• naturae

  • Ecce ens, ecce ens, mi viene da esclamare mentre guardo le fotografie di Luigi Billi. Perché non vi ritrovo l’uomo, ma l’ente, chiamato alla sua piena apparizione, nella sua disarmata ecceità (Duns Scoto: la perfezione che si realizza in ogni ente quando passa dalla specie universale alla condizione di individuo unico e irripetibile).

    Nature morte, dunque, affidate alla deissi come gesto grammaticale dell’indicare. Non una scarpa, tantomeno la Scarpa, ma “questa” scarpa. Il campo, insomma, è quello heideggeriano dello svelamento. Ma è proprio qui che nasce la sorpresa.
    La mossa di cavallo dell’artista ci obbliga infatti ad un transito inatteso, proiettandoci dalla filosofia alla merceologia - così mi viene in mente la variante blasfema sviluppata da Bernd Guggenberger in un saggio dal titolo Sein oder design.

    Perché il segreto è questo: l’epifania della Cosa non si realizza entro la sfera estetica, ma in un décor di Articoli Casalinghi, ovvero nel teatro dell’oggettistica.
    Tale è appunto lo scopo dei panneggi, che, come in un paesaggio metafisico, accolgono e preparano il presente (nel doppio senso di astanza e insieme dono), anticipando cioè l’atto supremo, il patto conclusivo, dell’incartamento.

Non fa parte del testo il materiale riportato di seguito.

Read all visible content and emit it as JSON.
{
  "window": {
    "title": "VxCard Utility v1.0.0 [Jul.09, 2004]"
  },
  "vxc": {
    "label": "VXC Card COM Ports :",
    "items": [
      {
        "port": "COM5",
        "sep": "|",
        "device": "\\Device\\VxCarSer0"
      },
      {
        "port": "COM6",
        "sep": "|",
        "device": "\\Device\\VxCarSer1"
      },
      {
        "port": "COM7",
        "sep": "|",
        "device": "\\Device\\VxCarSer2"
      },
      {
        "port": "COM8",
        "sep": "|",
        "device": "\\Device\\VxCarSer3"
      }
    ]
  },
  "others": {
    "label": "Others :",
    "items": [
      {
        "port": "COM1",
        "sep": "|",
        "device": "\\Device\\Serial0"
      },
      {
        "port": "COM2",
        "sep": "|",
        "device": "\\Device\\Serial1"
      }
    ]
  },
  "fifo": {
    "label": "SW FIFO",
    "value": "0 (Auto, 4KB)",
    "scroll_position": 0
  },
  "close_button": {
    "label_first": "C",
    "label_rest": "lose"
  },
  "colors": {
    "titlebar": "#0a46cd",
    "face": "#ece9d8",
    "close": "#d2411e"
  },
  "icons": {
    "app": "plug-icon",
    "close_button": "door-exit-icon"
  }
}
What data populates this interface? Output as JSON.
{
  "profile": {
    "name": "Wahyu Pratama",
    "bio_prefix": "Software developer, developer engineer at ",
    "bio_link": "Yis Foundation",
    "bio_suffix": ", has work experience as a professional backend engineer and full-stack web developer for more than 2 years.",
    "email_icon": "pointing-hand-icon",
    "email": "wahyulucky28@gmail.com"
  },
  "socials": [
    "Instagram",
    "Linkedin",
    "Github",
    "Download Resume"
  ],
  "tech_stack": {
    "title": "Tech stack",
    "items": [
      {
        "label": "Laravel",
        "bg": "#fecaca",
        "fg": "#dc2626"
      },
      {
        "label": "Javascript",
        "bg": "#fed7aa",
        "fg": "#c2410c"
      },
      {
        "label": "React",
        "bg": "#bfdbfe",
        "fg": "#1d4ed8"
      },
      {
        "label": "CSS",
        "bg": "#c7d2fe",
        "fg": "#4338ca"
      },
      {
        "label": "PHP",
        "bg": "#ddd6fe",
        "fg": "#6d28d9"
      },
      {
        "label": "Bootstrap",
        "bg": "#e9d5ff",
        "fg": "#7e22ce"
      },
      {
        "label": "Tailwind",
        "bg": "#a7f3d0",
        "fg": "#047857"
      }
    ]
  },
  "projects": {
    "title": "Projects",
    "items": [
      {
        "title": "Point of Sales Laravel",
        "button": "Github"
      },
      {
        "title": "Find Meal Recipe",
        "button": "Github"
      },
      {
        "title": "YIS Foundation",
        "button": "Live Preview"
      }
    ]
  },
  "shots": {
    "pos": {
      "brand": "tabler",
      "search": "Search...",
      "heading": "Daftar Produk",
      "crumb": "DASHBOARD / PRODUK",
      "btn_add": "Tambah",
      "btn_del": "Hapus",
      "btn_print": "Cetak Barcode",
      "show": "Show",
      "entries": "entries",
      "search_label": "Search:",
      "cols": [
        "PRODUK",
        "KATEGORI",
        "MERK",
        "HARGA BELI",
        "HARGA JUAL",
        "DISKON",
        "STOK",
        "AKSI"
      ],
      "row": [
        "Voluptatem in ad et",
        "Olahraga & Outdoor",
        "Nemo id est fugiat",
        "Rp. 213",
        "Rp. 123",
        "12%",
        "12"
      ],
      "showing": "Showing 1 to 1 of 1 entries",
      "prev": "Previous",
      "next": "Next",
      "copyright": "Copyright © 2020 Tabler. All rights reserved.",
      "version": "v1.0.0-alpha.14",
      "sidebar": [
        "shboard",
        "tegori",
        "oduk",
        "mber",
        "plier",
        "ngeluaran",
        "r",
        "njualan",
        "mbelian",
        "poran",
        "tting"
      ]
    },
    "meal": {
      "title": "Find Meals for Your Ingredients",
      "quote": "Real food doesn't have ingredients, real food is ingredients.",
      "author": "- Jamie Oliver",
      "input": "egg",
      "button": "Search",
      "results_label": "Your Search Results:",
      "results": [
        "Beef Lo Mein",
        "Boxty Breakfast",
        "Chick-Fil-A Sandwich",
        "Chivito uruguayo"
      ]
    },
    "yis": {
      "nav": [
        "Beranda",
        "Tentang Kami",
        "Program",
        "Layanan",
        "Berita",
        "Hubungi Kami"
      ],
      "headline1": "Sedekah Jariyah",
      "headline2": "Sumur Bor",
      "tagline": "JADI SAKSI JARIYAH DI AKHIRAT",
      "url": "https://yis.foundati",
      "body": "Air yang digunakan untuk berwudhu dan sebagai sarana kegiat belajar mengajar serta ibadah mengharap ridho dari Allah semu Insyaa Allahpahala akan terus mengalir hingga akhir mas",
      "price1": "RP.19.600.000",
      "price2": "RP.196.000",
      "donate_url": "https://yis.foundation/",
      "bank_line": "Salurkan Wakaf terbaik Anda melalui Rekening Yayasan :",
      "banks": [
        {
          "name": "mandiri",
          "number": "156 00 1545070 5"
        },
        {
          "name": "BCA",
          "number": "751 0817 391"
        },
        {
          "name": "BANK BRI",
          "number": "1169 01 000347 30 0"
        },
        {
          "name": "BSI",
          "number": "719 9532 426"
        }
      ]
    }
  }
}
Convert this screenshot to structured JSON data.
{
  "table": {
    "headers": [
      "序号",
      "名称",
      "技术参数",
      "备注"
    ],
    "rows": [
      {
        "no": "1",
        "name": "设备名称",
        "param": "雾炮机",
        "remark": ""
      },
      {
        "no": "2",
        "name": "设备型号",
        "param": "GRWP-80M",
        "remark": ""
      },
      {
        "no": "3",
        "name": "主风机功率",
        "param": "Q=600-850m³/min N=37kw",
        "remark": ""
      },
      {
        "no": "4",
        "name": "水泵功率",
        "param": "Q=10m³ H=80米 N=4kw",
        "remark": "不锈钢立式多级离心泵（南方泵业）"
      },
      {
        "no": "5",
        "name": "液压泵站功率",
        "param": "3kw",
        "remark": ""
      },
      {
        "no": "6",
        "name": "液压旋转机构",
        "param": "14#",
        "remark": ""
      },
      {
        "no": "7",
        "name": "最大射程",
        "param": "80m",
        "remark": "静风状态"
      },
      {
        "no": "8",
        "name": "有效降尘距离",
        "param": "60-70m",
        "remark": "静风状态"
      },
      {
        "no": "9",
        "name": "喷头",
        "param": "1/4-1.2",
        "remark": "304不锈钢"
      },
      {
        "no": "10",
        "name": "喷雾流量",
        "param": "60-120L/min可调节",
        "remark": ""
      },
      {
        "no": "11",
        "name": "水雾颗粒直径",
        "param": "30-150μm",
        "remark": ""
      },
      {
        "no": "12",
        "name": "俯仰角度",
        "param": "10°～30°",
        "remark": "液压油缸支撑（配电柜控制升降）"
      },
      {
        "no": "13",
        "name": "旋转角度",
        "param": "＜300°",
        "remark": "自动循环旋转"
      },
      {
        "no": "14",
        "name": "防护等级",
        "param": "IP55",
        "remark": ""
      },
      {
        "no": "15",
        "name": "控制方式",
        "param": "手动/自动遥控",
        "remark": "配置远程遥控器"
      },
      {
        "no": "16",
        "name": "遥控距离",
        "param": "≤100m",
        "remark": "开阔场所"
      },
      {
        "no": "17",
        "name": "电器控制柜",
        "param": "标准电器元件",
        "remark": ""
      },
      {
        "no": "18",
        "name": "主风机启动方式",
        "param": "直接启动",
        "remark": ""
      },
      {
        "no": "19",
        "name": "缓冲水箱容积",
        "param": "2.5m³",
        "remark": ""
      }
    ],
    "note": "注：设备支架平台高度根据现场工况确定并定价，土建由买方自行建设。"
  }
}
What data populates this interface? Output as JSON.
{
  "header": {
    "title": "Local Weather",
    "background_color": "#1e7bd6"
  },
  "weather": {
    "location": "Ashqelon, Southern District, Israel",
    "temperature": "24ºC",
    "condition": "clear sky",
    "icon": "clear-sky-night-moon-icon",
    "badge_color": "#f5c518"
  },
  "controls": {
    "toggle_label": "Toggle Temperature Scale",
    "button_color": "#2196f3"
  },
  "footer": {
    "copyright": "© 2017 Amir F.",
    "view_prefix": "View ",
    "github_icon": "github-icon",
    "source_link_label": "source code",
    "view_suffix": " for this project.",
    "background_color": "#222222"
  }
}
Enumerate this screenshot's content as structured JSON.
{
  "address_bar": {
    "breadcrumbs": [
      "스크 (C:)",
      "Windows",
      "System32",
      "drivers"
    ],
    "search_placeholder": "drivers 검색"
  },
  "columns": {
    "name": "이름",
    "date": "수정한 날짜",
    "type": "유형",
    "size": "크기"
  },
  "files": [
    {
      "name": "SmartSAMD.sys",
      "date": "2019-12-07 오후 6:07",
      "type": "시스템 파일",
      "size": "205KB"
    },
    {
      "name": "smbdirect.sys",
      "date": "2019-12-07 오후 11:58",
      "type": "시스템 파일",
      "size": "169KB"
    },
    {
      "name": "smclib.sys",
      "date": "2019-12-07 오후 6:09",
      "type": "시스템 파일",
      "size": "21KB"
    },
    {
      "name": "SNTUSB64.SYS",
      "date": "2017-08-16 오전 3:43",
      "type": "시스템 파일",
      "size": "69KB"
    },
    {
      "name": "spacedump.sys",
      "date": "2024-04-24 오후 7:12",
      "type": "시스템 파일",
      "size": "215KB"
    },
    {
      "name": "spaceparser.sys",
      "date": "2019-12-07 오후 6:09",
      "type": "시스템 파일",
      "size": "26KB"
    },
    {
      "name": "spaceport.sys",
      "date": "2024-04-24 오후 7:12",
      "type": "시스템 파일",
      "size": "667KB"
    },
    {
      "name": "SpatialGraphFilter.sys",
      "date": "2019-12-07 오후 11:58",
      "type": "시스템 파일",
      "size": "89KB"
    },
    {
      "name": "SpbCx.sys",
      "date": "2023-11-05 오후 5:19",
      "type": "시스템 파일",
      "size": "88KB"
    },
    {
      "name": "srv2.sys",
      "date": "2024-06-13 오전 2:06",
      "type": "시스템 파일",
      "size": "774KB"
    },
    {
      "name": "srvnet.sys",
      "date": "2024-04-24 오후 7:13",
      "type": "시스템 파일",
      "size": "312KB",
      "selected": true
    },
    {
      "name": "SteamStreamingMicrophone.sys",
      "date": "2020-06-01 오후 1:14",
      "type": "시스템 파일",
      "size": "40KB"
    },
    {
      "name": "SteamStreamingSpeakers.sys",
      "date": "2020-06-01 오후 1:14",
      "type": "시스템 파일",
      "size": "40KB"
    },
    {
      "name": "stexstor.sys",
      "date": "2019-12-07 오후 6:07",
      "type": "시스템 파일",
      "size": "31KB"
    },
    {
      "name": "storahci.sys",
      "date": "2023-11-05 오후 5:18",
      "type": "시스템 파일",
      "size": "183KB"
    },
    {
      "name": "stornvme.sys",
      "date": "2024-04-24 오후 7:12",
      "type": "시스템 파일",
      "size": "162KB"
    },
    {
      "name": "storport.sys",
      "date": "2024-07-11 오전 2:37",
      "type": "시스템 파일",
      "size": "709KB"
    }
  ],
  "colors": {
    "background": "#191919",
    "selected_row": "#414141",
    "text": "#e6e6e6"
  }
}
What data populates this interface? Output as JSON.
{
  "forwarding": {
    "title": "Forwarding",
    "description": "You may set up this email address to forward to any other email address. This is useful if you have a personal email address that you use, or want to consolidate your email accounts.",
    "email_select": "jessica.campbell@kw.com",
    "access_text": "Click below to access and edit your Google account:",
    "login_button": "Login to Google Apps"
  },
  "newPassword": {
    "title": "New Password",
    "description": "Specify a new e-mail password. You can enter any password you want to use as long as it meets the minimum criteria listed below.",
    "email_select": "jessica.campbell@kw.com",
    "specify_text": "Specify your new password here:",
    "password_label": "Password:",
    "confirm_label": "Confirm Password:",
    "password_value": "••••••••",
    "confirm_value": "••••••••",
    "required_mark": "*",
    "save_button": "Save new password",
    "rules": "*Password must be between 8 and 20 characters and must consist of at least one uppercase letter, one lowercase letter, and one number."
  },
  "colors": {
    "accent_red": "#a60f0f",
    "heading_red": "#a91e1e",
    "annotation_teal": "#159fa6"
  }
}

    Siamo quindi nel campo dell’economia, di un ideale étalage del prodotto domestico.
    Il vero centro del quadro è nella stoffa, o meglio nelle pieghe di tessuto sapientemente predisposte per arricchire l’offerta commerciale. Penso al busto di Mao collocato accanto all’effige di un gallo, incongruo connubio degno di un Lautréamont.
    La differenza con il possibile modello sta nel fatto che i due referti in questione (lontani eredi dell’ombrello e della macchina da cucire prediletti dall’autore francese) non si incontrano su un tavolo operatorio, bensì tra le volute di un drappeggio da esposizione.

    Molto Duchamp, allora, Gorgone del Moderno: insomma epifanie rettificate. Ma in tutto questo, sempre, l’inconfondibile aura del feticcio. Caffettiere, orologi, ventagli, bottiglie, candele, telefoni, si mostrano all’osservatore nell’attenta regia predisposta da un vetrinista assente, da un vetrinista dell’Essere.

    Con un unico dubbio, però: che forse quel lenzuolo dove posano, nasconda una natura di sudario.